Thursday, May 31, 2007
Ashes, the rain and I
Ashes, the rain and I.
Not as quick as I’d like to be, not so vigorous, knowing and understanding that my motor is running down but not accepting it. Oily fish and garlic might do the trick, beans pulses and rhetoric, saunas and brisk walks.
Having the appetite but not the stomach, having the desire but not the muscle. Rain blows in your face and the sun plays aging games and autographs your skin with the fine lines of experience.
Healing takes more time, scabs live a little longer on the dead skin, hacks and rubbed areas and abrasions, moles and spots to irritate and make a messy road map across your back.
Thin hair that doesn’t quick know how to behave despite its certificated age and is of no particular colour you’d recognise. White pepper and exposed patches from annoying patterns.
Having seen it all before you should know the script by now but are none the wiser. Ink stains masquerading as writings and signatures, dates and times and places where weeds grow well.
Peering into newspapers and books, all print is small print and the other drivers are all going too fast and taking risks I’d never take. You say.

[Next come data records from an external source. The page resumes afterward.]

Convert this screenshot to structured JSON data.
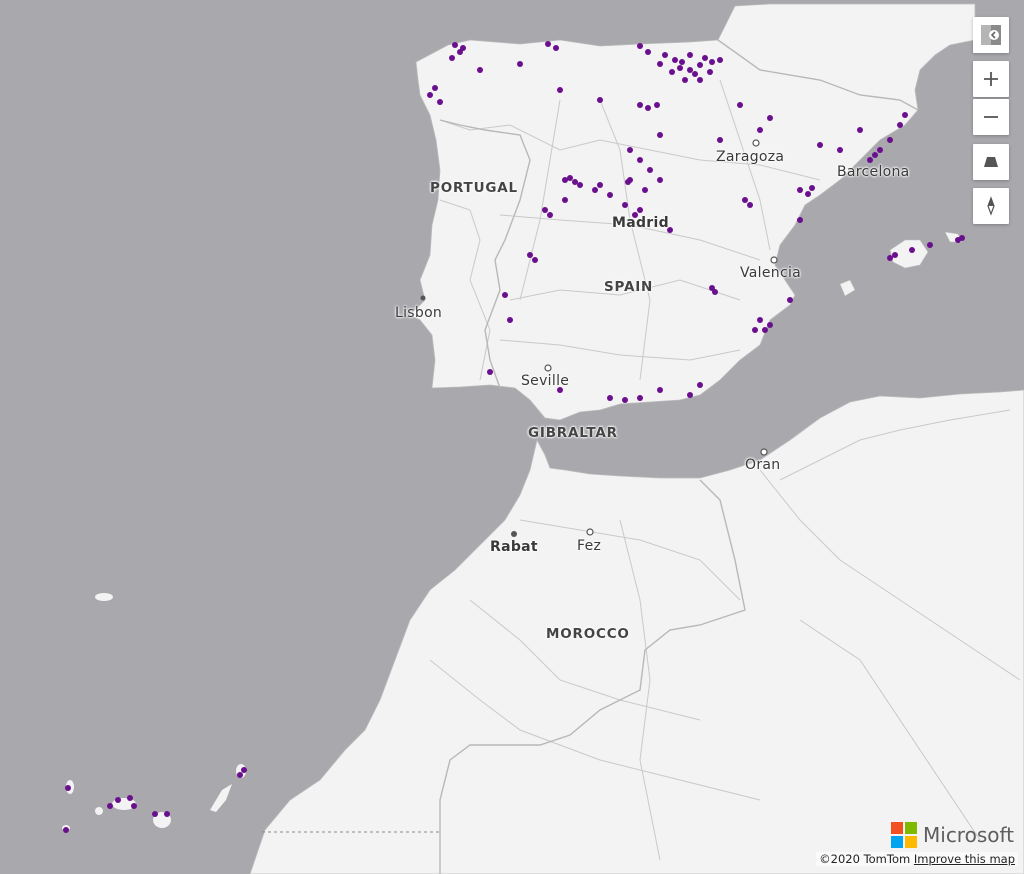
{
  "map": {
    "labels": {
      "portugal": "PORTUGAL",
      "spain": "SPAIN",
      "gibraltar": "GIBRALTAR",
      "morocco": "MOROCCO",
      "lisbon": "Lisbon",
      "madrid": "Madrid",
      "zaragoza": "Zaragoza",
      "barcelona": "Barcelona",
      "valencia": "Valencia",
      "seville": "Seville",
      "oran": "Oran",
      "rabat": "Rabat",
      "fez": "Fez"
    },
    "colors": {
      "water": "#a9a8ad",
      "land": "#f3f3f3",
      "marker": "#6a0f8e"
    }
  },
  "controls": {
    "style_picker_icon": "map-style-icon",
    "zoom_in_icon": "plus-icon",
    "zoom_out_icon": "minus-icon",
    "pitch_icon": "pitch-icon",
    "compass_icon": "compass-icon"
  },
  "attribution": {
    "copyright": "©2020 TomTom",
    "improve_link": "Improve this map"
  },
  "branding": {
    "logo_text": "Microsoft"
  }
}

Fiddling with things and packets that will neither open nor work. Designed and bar coded only to be sold, no real or actual use is ever intended. You’d have to be able to understand the instructions to do that.
Silly joyful giggles and looking back but finding things were not that funny and nobody really got the joke. What were we all laughing at in those black and white and mono days? The heads are down.
A thunderstorm breaks some where overhead and close by. I lay down, my face turned to the grey clouds and the white, bright rain. Water pounds my face and closed eyes, closed eyes remembering inside, the hurts are all healed now and the plots concluded and resolved. There was no conspiracy; there was no plan or twist. This is it, alone in the rain. The ashes. The way it should all be.